I am feeling pretty good today. The past few days have been hard. The days go by fine but then when I lay in bed at night I am overcome by sadness. It sucks! I lay in bed and feel my Quinney move and just wish that everything was different.
I am currently taking a quick break from working on moving our bedroom upstairs (we have a cape cod) so that we can turn what is now our bedroom into the playroom for Ash. I won't able to really do the playroom for a little while but at least we can get her toys and her playhouse in here. This is the only room left that we have to take the wallpaper down in and that is a huge pain in the butt. Eventually the wall paper will come down the room will be painted and it will be a proper playroom but for now it will do. At least the toys will be more confined and we will be able to have our living room and basement rec room back!
Once the playroom is done then we will tackle the upstairs..... it needs a lot of help. We will need to stipple the ceiling, paint, and someday get new carpet up there. Can we say 70s orange shag... it is awesome!
It feels good to be productive and doing something to move forward. I pray that Quinn will get to come home and we will be able to turn the playroom into a nursery but if that is not in God's plan then at least Ash will have a great place to play! =)

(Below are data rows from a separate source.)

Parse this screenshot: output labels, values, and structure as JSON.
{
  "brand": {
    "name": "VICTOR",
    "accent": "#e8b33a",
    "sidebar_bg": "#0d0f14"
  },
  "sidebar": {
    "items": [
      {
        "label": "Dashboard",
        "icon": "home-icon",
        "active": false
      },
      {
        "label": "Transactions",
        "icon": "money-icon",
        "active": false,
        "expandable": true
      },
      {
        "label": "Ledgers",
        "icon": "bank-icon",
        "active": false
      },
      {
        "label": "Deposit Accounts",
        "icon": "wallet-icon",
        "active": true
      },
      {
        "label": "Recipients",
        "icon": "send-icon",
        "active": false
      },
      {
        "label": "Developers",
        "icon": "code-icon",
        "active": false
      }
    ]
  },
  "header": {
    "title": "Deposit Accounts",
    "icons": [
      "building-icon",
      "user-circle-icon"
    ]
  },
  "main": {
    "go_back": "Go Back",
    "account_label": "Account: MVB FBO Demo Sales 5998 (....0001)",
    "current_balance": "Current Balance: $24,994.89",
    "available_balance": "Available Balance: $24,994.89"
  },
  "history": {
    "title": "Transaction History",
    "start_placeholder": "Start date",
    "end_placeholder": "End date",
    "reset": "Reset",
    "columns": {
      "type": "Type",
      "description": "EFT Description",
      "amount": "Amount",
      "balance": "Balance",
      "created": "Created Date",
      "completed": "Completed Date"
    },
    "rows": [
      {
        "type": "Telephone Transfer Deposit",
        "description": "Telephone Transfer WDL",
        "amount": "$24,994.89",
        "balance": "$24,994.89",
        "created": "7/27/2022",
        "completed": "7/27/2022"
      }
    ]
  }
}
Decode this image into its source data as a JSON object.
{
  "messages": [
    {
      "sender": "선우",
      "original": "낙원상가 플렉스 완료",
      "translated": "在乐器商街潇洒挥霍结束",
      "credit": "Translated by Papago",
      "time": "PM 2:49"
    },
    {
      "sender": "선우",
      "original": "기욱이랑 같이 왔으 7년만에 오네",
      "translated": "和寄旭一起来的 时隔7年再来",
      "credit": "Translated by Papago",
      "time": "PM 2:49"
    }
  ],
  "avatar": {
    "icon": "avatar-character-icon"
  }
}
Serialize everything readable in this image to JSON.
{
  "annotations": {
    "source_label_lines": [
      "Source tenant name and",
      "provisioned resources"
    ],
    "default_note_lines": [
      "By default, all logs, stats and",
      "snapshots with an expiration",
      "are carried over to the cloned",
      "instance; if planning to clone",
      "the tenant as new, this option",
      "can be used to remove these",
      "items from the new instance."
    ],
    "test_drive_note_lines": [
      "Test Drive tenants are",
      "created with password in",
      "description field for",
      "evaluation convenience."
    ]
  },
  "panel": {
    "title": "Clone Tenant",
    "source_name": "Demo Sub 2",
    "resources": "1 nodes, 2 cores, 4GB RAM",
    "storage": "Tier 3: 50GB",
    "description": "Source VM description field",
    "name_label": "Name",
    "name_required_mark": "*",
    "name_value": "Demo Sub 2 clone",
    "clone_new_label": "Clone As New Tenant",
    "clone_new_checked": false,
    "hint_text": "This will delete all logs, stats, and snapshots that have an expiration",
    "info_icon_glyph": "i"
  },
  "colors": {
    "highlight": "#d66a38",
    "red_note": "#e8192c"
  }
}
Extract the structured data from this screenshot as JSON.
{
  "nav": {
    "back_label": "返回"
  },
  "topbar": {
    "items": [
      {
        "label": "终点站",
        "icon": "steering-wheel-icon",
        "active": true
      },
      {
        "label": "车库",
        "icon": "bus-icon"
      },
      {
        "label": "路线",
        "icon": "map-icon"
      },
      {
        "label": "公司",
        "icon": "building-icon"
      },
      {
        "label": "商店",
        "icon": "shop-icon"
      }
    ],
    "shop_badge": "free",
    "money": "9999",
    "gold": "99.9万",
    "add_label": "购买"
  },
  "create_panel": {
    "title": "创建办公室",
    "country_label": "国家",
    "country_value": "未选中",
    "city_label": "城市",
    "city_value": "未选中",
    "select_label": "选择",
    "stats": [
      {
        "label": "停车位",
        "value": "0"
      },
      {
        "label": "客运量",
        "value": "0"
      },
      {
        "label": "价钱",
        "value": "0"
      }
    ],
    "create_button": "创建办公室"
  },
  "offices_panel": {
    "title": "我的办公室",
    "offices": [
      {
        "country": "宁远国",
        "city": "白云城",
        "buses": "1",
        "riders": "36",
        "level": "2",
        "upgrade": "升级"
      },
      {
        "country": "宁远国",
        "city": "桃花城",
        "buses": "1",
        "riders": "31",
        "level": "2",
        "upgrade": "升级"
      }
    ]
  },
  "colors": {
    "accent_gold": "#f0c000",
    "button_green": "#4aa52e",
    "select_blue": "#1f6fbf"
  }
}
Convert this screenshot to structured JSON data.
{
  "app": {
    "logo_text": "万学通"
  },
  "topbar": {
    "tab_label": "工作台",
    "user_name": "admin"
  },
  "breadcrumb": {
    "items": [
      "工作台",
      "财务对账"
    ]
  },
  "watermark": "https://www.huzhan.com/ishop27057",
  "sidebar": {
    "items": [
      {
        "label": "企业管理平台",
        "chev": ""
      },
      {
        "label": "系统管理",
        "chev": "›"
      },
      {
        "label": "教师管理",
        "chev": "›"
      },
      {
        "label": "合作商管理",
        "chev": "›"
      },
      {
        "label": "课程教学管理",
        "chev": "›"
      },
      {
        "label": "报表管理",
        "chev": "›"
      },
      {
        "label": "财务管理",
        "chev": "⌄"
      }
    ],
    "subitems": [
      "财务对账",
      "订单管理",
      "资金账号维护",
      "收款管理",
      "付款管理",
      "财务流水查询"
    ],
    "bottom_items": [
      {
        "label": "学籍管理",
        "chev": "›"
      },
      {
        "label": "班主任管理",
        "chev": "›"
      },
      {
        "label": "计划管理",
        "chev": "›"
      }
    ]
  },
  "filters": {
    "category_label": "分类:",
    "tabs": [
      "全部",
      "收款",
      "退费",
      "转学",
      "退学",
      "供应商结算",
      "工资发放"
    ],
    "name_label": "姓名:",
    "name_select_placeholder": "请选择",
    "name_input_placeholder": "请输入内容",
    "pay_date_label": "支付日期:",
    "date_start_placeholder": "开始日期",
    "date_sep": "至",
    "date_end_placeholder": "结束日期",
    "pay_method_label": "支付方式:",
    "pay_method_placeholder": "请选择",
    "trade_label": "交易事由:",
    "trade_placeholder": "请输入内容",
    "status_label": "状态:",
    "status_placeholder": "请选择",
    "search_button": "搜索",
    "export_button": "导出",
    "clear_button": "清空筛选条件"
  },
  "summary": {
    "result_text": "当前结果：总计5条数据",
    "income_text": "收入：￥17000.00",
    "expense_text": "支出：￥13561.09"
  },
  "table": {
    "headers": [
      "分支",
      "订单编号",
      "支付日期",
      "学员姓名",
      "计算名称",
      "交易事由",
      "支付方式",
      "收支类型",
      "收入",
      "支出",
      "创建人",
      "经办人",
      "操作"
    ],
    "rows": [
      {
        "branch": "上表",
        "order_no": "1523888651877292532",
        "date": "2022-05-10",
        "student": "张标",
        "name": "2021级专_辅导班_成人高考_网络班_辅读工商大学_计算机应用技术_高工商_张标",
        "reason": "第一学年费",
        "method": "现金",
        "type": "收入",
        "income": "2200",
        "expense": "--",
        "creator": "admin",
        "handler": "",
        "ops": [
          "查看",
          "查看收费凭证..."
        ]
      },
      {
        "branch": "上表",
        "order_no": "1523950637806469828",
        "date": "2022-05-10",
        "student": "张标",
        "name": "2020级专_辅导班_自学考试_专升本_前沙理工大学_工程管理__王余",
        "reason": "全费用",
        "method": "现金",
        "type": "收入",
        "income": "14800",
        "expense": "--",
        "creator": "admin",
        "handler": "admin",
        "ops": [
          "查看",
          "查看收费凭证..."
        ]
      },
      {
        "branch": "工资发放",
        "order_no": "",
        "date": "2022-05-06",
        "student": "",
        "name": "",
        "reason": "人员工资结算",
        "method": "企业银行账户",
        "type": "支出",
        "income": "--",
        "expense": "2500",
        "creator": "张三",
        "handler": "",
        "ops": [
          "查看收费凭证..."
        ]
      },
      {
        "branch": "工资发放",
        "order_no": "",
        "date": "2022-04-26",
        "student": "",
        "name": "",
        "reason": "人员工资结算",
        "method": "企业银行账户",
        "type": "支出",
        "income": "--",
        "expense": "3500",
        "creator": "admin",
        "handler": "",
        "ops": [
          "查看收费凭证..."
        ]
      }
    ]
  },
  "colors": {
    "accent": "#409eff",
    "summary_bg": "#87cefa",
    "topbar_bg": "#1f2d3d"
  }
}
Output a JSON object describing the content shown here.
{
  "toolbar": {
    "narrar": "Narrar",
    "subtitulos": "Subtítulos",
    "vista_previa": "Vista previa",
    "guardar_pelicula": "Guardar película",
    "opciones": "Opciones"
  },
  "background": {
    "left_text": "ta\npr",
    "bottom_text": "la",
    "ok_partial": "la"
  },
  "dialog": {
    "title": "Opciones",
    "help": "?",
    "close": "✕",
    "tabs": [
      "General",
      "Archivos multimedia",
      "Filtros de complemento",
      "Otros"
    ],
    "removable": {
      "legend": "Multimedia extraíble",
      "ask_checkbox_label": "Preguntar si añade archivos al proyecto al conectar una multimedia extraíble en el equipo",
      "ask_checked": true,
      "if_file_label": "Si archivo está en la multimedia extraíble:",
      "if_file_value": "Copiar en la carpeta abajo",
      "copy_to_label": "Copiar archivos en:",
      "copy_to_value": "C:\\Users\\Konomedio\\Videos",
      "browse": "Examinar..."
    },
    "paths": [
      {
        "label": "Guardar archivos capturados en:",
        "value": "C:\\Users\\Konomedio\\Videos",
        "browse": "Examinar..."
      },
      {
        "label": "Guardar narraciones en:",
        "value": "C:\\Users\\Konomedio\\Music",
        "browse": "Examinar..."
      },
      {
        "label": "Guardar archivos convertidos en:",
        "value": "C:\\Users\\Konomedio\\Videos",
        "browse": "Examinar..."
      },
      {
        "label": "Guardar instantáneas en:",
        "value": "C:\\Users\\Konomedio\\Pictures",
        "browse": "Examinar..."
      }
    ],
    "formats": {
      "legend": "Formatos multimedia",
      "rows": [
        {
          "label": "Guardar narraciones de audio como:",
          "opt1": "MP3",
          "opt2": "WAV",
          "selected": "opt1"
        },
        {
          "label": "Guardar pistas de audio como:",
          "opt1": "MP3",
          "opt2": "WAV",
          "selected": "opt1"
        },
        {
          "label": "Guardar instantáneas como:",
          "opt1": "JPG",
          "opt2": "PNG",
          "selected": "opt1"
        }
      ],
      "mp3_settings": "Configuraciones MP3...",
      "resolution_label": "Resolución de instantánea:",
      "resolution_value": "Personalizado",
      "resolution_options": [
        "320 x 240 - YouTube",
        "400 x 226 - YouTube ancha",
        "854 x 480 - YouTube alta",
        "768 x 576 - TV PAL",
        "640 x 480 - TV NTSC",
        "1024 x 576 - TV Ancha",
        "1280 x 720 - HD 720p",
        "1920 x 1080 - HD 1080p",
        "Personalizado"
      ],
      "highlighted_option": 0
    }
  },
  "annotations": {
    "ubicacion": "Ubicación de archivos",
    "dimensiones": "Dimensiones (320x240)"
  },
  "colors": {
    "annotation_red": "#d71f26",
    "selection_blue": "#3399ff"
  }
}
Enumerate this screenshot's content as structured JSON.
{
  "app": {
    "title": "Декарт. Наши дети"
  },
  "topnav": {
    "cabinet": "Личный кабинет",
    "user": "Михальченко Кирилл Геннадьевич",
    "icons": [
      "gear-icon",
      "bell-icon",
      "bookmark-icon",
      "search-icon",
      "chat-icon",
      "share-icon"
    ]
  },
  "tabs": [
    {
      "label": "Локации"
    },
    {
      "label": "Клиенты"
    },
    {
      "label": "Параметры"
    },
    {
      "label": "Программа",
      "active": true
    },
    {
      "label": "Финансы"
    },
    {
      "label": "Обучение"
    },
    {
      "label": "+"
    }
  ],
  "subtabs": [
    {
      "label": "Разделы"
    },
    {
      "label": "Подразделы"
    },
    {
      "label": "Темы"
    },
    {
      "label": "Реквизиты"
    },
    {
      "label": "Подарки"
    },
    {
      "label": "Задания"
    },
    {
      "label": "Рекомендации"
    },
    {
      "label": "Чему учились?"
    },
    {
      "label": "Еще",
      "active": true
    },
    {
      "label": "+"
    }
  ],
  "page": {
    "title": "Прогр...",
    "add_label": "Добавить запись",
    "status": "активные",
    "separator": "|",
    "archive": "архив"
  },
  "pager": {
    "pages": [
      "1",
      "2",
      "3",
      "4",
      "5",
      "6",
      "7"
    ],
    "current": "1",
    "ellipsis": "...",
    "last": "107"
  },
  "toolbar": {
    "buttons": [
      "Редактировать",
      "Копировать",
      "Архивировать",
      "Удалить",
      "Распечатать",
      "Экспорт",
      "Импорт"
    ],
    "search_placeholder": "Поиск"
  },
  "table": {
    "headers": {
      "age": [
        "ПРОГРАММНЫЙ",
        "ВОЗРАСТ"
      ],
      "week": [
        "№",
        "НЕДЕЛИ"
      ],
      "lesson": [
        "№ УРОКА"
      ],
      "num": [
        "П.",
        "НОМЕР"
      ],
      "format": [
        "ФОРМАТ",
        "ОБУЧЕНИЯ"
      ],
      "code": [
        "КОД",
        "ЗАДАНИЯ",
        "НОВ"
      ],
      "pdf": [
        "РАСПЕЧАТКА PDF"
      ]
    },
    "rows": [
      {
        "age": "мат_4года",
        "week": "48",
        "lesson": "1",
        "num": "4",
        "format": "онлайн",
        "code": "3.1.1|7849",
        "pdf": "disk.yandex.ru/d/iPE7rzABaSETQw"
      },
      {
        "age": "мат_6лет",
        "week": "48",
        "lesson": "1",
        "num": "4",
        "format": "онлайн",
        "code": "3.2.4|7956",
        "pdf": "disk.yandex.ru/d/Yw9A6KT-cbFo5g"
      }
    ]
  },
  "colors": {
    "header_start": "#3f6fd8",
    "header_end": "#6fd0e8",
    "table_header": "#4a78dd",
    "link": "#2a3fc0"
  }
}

Enjoy your day and thank God for all of the blessings that you have in your life. Even as I go through this I still thank God everyday for all that I do have in my life. I have a wonderful Husband who loves me. I have a beautiful daughter who is so sweet and such a fun spirit. I have the best family and friends that anyone could ever hope for! I am so blessed! I just have to keep reminding myself that no matter how hard this journey is, I have much much more than I deserve and I have God to thank for that!